Antes mesmo da obrigatoriedade do Protocolo da CNJ, o Ministro do Supremo Tribunal Federal (STF), Gilmar Mendes, concedeu habeas corpus para prisão domiciliar para uma mãe acusada de tráfico de drogas. A fundamentação citou, predominantemente, mulheres.
Por fim e não menos importante, em março de 2023, o Poder Executivo enviou à Câmara dos Deputados o texto da Convenção 190 (C190) da OIT referente à Eliminação da Violência e do Assédio no Mundo do Trabalho. O texto, assinado em Genebra (Suíça) em 2019 é o primeiro tratado internacional que reconhece o direito das pessoas a um mundo de trabalho livre e sem violência e assédio, incluindo casos com base no gênero, e já foi ratificado por 25 países.
A C190 envolve todas as categorias de trabalhadores dos setores privado e público, independentemente do tipo de contrato e ambiente físico ou virtual e ainda inclui terceiros como pacientes e clientes. O tratado prevê diversas medidas como leis que proíbam a violência e o assédio e que exijam medidas preventivas dos empregadores; a previsão de sanções para os casos; fácil acesso aos procedimentos para denúncias e investigação, além de assistência social, jurídica, médica e administrativa; proteção e confidencialidade das vítimas e denunciantes; garantia de afastamento do trabalho em caso de perigo eminente e inspeção do trabalho capacitada para lidar com os casos. Para ser aprovado no Brasil, o texto precisa passar ainda pela Câmara e pelo Senado.
Com tudo isso, ficou claro que estamos evoluindo e que o respeito às mulheres e a equidade de gênero é urgente e necessária.
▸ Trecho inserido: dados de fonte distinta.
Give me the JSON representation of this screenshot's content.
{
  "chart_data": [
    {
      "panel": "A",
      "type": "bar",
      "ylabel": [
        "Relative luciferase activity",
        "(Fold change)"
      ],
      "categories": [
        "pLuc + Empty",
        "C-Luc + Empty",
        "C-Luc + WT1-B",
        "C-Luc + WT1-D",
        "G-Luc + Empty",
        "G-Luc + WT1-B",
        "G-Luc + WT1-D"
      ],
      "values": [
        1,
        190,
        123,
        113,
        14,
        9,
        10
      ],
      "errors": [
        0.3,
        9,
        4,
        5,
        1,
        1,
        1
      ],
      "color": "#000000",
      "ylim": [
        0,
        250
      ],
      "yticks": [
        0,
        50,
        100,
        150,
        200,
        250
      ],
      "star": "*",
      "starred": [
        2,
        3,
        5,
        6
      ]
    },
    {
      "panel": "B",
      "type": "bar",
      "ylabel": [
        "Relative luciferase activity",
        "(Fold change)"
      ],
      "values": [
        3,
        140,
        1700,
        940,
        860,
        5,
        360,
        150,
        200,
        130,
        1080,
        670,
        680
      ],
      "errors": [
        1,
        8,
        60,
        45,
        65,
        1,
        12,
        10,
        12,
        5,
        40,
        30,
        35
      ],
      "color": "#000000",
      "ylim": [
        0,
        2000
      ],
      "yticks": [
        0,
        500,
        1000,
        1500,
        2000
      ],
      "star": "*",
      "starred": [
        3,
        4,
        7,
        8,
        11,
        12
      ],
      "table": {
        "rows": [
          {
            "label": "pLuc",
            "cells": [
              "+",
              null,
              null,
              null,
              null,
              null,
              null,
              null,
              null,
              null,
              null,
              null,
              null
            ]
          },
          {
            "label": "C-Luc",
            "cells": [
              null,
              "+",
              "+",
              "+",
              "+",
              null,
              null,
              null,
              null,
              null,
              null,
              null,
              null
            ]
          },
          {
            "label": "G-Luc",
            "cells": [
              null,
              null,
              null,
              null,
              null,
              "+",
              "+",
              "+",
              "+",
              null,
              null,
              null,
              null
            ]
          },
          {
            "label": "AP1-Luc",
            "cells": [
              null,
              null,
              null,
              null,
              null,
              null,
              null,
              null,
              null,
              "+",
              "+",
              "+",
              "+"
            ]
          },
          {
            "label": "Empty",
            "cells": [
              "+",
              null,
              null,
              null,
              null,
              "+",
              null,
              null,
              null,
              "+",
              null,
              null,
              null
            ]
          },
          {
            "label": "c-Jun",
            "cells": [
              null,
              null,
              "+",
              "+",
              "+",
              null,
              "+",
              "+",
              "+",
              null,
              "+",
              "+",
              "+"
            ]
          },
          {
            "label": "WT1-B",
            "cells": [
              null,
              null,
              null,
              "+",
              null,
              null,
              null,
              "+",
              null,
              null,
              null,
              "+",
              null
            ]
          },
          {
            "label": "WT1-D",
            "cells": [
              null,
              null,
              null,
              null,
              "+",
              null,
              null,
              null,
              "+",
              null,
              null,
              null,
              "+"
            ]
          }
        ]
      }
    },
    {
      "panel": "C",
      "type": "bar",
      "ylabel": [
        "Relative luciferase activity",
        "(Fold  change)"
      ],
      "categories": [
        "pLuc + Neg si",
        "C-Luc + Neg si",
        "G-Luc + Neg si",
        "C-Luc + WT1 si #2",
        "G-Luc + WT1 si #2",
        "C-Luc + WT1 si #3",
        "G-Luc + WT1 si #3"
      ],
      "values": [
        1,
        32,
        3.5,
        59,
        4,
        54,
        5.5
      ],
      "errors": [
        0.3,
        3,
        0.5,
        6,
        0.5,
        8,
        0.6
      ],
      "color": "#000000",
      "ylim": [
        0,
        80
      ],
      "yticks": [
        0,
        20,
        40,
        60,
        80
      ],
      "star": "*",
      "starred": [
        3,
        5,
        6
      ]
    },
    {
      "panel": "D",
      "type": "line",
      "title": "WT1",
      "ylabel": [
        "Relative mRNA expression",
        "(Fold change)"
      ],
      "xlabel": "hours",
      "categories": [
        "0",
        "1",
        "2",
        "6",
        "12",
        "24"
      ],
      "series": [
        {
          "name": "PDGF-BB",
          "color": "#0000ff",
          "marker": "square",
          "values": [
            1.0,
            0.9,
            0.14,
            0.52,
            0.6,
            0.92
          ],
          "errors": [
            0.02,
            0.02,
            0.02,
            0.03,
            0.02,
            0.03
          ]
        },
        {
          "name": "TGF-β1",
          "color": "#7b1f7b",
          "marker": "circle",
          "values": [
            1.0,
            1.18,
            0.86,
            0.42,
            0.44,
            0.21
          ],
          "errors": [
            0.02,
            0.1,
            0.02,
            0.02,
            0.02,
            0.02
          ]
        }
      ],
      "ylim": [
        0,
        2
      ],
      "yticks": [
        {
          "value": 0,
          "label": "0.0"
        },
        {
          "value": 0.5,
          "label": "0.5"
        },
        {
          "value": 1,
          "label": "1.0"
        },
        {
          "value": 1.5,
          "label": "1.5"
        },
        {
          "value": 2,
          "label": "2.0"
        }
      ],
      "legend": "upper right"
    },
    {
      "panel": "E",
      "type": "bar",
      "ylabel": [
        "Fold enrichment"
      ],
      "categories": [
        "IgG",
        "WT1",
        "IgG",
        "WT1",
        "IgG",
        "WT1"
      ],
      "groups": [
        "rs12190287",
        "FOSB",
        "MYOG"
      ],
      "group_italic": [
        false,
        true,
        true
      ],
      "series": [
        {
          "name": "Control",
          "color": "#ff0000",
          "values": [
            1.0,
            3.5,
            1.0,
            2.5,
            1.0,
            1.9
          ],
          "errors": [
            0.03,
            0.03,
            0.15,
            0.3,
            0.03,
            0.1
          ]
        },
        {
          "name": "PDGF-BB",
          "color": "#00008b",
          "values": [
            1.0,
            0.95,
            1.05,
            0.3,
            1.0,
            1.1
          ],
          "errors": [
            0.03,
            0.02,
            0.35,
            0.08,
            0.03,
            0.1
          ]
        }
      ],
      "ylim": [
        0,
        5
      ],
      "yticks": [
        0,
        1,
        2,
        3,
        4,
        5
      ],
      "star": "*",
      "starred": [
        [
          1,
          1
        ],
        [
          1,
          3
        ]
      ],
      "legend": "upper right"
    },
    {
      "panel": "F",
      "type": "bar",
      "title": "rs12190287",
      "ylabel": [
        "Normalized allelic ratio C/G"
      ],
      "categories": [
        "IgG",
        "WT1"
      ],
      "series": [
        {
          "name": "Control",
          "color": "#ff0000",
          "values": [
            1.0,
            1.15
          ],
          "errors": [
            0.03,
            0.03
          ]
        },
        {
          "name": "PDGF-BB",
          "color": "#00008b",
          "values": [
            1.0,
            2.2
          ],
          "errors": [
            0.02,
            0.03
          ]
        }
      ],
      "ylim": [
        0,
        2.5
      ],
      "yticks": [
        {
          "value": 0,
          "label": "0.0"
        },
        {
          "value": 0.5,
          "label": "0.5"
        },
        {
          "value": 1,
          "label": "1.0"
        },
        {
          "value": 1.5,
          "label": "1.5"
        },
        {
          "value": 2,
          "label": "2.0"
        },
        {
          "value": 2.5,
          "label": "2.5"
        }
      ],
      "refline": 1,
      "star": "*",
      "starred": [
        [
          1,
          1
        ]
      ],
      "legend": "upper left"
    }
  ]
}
Mas, não podemos nos limitar à aplicação das leis e às mudanças nos três poderes. É preciso fazer “a lição de casa”, pois é dentro das empresas que essa mudança deve começar, eliminando-se o machismo, a violência e os padrões pré-estabelecidos, não só para cumprir as leis e evitar as punições previstas, mas principalmente para que possamos construir um mundo melhor.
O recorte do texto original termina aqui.